Mailer's later novels tend to be long and intricate, and they met with decidedly mixed reviews: Ancient Evenings (1983), which Mailer considered his best book, is set in pharaonic Egypt; Harlot's Ghost (1991) is a complex cold-war spy novel; and The Castle in the Forest (2007) is a fictional exploration of the boyhood of Adolf Hitler. A shorter detective novel, Tough Guys Don't Dance (1984), was made into a film in 1985. He also wrote, directed, and acted in several movies, e.g., Maidstone (1970). Among his other works are the nonfiction The White Negro (1958), Advertisements for Myself (1959), Marilyn (1973), a study of Marilyn Monroe, and Mind of an Outlaw (2013), an essay collection. During his long and prolific career, Mailer published more than 30 books.
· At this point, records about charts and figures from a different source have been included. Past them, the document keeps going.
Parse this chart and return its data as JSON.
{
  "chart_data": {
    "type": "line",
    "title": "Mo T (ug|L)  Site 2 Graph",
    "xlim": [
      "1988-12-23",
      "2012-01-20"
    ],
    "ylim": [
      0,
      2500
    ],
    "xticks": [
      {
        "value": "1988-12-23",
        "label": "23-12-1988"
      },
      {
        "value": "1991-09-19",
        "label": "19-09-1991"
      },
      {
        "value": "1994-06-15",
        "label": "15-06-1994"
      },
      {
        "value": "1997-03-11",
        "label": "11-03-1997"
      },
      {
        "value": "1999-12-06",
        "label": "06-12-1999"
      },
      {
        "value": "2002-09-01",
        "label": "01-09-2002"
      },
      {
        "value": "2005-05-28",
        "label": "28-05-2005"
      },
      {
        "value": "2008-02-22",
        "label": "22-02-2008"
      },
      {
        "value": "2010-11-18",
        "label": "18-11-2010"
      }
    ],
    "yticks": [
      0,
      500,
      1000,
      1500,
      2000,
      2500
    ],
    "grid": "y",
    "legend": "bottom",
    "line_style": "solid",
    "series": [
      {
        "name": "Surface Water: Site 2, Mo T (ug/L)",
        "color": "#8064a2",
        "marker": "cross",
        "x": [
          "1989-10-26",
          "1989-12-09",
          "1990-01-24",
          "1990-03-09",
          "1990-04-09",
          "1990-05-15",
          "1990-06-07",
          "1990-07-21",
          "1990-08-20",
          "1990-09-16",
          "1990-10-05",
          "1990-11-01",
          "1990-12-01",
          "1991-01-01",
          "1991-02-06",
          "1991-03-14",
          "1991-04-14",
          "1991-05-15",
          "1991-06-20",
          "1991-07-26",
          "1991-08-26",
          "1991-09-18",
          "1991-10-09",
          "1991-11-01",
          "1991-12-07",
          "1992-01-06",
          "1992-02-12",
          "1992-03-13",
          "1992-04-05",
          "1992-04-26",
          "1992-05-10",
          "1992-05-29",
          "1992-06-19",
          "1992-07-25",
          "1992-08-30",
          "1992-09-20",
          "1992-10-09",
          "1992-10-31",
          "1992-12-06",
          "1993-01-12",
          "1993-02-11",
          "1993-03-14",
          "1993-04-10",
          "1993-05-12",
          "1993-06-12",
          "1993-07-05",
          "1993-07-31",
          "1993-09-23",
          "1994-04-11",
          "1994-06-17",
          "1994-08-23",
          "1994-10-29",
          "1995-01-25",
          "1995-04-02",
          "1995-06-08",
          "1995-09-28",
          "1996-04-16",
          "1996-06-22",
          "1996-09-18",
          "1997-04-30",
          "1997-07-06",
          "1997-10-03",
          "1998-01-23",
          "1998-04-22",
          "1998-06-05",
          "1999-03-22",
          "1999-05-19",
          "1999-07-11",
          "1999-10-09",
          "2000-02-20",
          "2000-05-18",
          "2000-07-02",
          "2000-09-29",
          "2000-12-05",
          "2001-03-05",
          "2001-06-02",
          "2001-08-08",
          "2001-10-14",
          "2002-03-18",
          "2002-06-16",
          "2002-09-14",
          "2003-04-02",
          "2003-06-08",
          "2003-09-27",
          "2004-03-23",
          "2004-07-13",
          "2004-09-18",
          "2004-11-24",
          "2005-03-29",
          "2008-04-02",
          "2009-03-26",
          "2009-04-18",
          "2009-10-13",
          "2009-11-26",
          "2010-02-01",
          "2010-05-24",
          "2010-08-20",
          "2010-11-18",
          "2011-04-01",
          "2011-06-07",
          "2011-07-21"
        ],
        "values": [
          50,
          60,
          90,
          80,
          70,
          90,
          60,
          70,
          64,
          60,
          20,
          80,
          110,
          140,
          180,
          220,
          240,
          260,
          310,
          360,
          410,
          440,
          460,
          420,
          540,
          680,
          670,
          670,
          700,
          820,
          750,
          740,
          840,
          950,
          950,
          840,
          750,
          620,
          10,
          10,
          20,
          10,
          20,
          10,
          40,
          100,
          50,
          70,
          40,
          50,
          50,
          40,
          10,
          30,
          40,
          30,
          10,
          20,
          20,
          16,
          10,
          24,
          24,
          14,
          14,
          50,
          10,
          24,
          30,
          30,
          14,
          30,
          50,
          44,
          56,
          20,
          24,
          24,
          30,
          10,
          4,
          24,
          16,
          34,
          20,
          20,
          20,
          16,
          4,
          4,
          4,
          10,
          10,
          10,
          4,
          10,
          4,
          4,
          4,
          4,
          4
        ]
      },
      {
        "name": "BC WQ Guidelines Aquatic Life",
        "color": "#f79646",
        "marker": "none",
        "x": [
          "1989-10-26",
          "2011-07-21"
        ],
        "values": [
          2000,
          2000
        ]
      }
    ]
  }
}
See the large retrospective anthology of his work, The Time of Our Time (1998), and anthology of his writings on writing, The Spooky Art (2003); J. M. Lennon, ed., Pontifications: Interviews (1982), Conversations with Norman Mailer (1988), and Selected Letters of Norman Mailer (2014); memoir, A Ticket to the Circus, by his sixth wife, N. Church Mailer (2010); biographies by H. Mills (1982), P. Manso (1986), C. Rollyson (1991), M. V. Dearborn (1999), and J. M. Lennon (2013); studies by B. H. Leeds (1969, 2002), L. Braudy, ed. (1972), R. Poirier (1972), J. Radford (1975), R. Merrill (1978, 1992), S. Cohen (1979), J. M. Lennon, ed. (1986), H. Bloom, ed. (1986, repr. 2003), J. Wenke (1987), N. Leigh (1990), M. K. Glenday (1995), and B. H. Leeds (2002).